Other things I had to work around, or simply live with. I’m as convinced now as I was four years ago that Rome’s public transport system is woefully inadequate, but now I mainly avoid it: I walk or cycle as much as I can. In fact a whole alternative network of shared transport has sprung up in the time I’ve been here, from e-bikes to car shares and scooters, or monopattini.

Photo: Filippo Monteforte/AFP

I’m yet to see a fix for the city’s rubbish problem, but I no longer assume it’s all the residents’ fault. It’s the result of decades of misuse of public funds, graft and organized crime – hardly reassuring, but marginally less bleak than thinking that none of your neighbours give a damn.

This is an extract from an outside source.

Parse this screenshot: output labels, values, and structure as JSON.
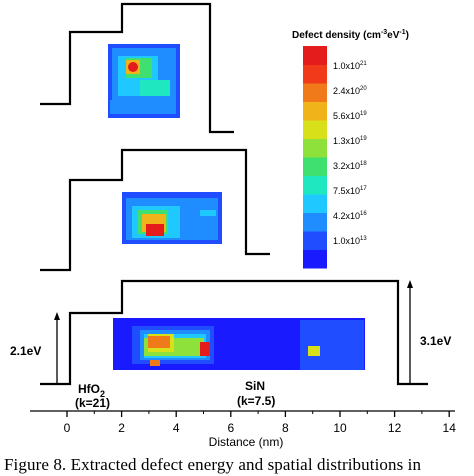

Because always, of course, there are people trying to improve things – by protesting, by voting, by picking up litter, even by filling in potholes on the sly. (Remember that if you’re a citizen of another EU country living in Rome, you have the right to vote in city elections too.) Doing the work yourself doesn’t absolve the authorities of the responsibility to do it, but in the meantime, as one acquaintance put it, at least your sidewalk is clean.

And those small pleasures: I finally gave myself permission to enjoy them. I like cracker-thin Roman pizza, supposedly kept from rising by the city’s hard water. I like sun that dries my laundry even in December. I like the view of mountains on a clear day. I like the light that glows golden around half an hour before sunset and works a kind of magic on ochre walls and brick bell towers and crumbling aqueducts.

In my fifth year here, I know now that these things don’t blind me to Rome’s faults, nor do I have to pretend not to see them to prove I’m not just another tourist. I live here; sometimes it’s bad; and most days, at about 5pm, looking over the rooftops, it’s good.